I expect there were minor variations over the years, as these were basically custom guns. I may be wrong about this (that does happen from time to time :mrgreen: ), but I think to see the rounds through the grips, the side of the magazine and possibly the side of the frame under the grip had to have matching cutouts. This was done on the custom guns, but IIRC the stock S&W 9mms had solid or semi-solid frame flats and only tiny witness holes in the side of the mags. 

Maybe someone who has a 3913 (or similar variation) could pop the grip off, peek inside and check my memory on this? It's been a loooooong time since I've been inside one of those slim little S&W nines...


----------



## Growler67 (Sep 8, 2008)

With the RED grips, I would imagine it would be something similar to what SiG made in limited quantities for demonstrations of it's action (no external safety). It had specific areas cut out (windowed) to show the internals during the trigger cycle. They were not ever offered for public consumption. Originally a tool used to demonstrate to prospective Departments and Agencies to help pitch the sale, then later to illustrate specifics for certified armorers.

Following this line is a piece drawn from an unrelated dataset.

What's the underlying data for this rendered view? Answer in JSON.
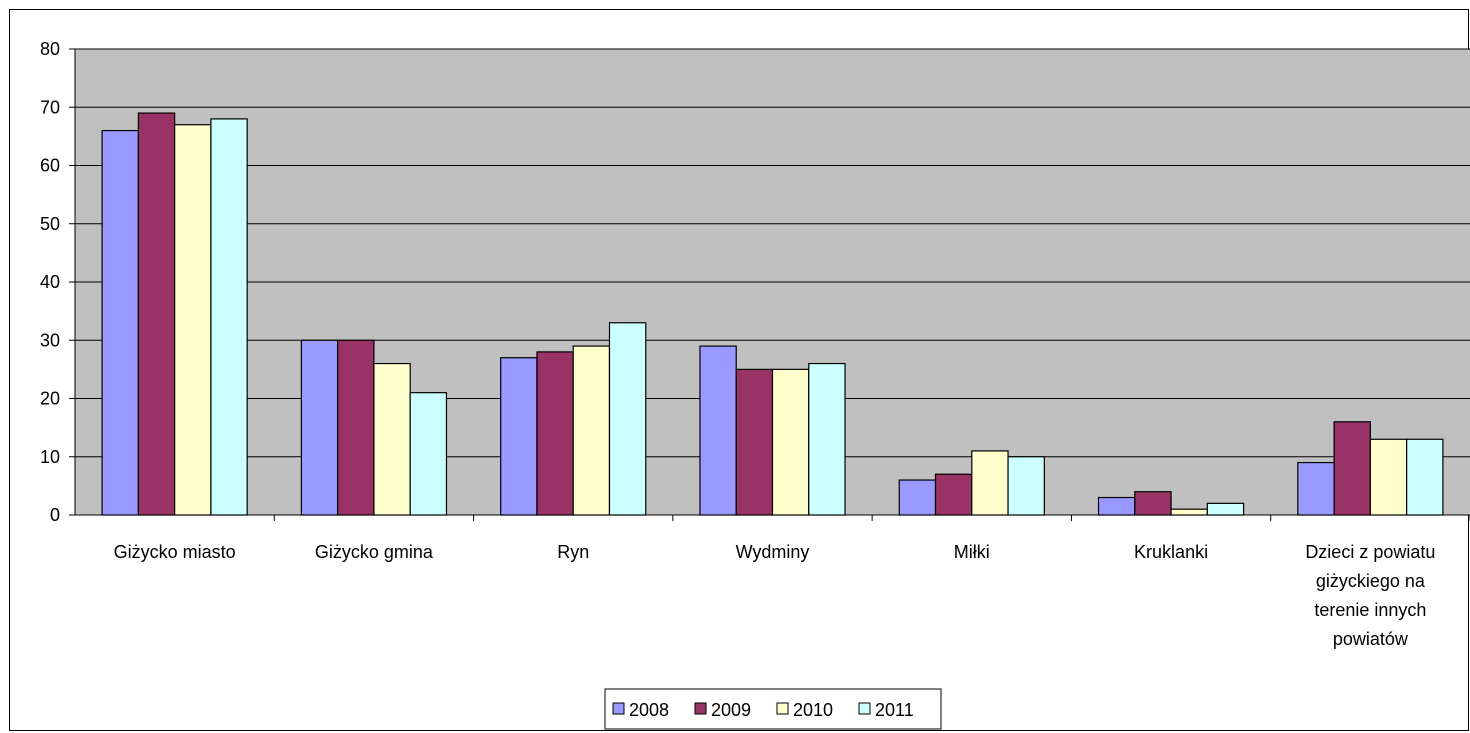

The conspicuous grip color made it easily identifiable as a non-firing gun and it could NOT be modified to ever discharge a round. Just my WAG, but I think it has merit in regards to the question posed. FWIW, SiG no longer makes these in ANY model.


----------



## dmdon (Mar 1, 2009)

*Check these out*

This is what I am looking for. Sadly I have found out the company folded years ago and the man behinde it was murderd. http://http://www.novaksights.com/wayne's_devel%20collection.htm


----------